The senior at work who misses at home

Because making seniors work is not without debate in Italy. Already, there is its cost. According to the OECD, the salary of a full-time Italian worker between the ages of 55 and 64 is on average 19% higher than that of a worker between the ages of 25 and 54. A result here again far from the average of developed countries, where the difference between young and senior workers is only 6%. Then, in a country where the unemployment rate among young people is 23%, more than three times the national average, the employment of the oldest has often been perceived as a brake. This was the promise of Matteo Salvini’s League by creating the 100 quota in 2019. By allowing early retirement from the age of 62, this should allow more hiring for newcomers to the labor market. According to the Bank of Italy, the measure had no effect on that side.
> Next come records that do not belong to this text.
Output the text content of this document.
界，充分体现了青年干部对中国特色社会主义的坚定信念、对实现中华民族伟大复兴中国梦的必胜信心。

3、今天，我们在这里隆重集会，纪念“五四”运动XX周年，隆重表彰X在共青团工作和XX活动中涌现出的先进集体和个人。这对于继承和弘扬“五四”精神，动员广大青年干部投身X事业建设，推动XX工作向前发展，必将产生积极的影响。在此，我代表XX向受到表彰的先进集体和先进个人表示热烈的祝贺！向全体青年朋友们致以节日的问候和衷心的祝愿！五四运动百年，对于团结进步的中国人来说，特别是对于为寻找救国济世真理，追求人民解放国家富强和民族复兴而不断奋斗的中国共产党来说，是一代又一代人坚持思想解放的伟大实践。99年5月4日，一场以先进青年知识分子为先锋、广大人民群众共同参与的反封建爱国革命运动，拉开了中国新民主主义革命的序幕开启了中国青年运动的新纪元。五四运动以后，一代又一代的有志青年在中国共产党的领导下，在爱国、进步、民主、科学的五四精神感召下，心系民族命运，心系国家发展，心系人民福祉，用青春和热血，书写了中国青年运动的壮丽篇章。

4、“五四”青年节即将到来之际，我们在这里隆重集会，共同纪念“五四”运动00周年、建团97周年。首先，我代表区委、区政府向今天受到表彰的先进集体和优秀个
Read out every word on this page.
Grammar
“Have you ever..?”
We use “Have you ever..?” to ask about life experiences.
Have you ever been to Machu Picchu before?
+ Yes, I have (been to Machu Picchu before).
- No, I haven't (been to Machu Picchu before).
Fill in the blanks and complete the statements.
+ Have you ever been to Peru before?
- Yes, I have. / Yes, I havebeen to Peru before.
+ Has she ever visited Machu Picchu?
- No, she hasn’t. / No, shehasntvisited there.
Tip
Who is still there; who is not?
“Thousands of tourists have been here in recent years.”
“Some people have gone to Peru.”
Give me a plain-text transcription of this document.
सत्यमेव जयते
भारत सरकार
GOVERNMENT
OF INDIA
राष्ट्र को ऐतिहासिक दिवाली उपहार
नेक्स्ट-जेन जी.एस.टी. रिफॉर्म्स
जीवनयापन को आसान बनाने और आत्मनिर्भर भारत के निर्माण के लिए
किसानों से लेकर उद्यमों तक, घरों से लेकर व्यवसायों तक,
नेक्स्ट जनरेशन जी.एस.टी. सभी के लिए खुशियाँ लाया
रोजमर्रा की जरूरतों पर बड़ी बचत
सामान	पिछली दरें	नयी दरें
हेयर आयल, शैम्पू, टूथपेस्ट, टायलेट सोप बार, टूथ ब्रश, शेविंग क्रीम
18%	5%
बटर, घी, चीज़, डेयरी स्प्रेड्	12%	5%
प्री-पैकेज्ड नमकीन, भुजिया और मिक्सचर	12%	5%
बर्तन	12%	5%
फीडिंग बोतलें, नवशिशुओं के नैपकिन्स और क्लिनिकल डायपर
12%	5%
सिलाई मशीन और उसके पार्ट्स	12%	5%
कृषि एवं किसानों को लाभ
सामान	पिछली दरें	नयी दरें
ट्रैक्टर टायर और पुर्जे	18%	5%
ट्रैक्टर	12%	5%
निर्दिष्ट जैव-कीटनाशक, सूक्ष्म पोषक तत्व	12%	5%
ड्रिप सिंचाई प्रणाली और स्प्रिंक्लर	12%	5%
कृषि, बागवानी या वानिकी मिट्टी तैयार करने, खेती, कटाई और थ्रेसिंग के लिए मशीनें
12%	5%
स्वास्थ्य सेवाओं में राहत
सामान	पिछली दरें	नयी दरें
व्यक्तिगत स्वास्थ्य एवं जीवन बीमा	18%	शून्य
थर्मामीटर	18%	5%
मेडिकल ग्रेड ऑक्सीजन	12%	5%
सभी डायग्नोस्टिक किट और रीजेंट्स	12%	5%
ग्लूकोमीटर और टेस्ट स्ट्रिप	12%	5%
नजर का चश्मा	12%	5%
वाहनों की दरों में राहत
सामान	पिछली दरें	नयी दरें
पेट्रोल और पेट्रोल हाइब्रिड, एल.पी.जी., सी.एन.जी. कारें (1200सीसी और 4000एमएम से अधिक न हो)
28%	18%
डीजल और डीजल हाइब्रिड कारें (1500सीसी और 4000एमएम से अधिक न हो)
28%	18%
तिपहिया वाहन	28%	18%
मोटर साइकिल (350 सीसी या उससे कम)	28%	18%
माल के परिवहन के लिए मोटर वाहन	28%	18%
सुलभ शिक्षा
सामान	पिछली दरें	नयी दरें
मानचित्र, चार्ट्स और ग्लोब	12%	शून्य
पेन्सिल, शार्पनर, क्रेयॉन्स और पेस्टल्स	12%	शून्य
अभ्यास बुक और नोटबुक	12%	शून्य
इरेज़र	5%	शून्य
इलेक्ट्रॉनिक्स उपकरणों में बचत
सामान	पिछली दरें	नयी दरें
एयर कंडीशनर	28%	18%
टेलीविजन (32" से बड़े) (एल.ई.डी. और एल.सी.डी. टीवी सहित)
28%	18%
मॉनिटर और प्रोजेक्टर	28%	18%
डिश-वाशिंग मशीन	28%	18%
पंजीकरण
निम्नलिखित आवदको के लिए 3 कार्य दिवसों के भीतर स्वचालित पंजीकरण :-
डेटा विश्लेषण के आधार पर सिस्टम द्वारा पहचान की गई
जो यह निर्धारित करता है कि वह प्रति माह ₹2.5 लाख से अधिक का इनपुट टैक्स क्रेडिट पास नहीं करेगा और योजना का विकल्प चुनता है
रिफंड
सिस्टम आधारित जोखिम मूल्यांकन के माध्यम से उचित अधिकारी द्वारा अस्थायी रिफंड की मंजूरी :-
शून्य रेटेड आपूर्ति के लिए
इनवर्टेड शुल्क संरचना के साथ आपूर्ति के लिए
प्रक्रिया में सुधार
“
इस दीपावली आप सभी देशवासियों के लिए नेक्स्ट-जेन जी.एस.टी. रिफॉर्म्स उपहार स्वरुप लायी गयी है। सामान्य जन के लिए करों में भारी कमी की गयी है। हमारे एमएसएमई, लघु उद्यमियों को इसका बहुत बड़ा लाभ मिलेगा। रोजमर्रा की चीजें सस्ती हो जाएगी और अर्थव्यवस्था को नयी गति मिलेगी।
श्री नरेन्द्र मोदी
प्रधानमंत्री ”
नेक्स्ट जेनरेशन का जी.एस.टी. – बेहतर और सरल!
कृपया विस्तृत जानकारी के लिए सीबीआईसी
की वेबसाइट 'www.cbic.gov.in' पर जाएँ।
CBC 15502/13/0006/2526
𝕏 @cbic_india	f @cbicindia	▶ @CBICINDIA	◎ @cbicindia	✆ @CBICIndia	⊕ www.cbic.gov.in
And above all, the senior at work is missing at home. According to Istat, the transalpine INSEE, in 2022, more than half of those over 75 live less than one kilometer from their children, while 20% of families live together. A study by the Institute for Economic Research (Ires) in 2010, a year before the transition to 67, estimated the economic value of the unpaid work of grandparents at home at 18.3 billion euros, or the equivalent to 1.2% of Italian GDP. Of this total, 13.8 billion euros were due to the sole activity of babysitting for retirees.

“We’re going to the cemetery”

“Italy has always been a country where the family is very supportive, to compensate for the many shortcomings of the state”, underlines Fransesca, 52 years old. The country has just created the first child benefit in March 2022. And in 2019, only one in 10 children had access to a public crèche. “We want to encourage women to have more babies to save the system, but if we send the best and cheapest babysitters, namely grandparents, to work, we have a big problem. »

Fransesca was able to count on the grandparents to look after her son 20 years ago.  Today, such a case of help is compromised by the work of seniors
Fransesca was able to count on the grandparents to look after her son 20 years ago. Today, such a case of help is compromised by the work of seniors – JLD / 20 Minutes

But before thinking about reviving – or not – the country’s failing demography, women are already busy enough trying to figure out how to make ends meet. Because extending working life is a new ordeal in a country where finding a job remains a challenge when you do not have a Y chromosome. In Italy, only 49% of women are employed – 62.4% in Europe -, against 67 .2% of men. The Covid-19 has given a layer of it, destroying a number of service jobs, in other words a number of female jobs. Matilda is a tourist guide. And beyond the fatigue in her legs from going around the city and her age, she can only see the shortage of visitors to Turin since the confinements. There was better in 2022, but a quarter of pre-pandemic tourists are missing. “Our professions are weakened, and we are asked to do them longer. Italy is heading into the wall, and we into the cemetery”.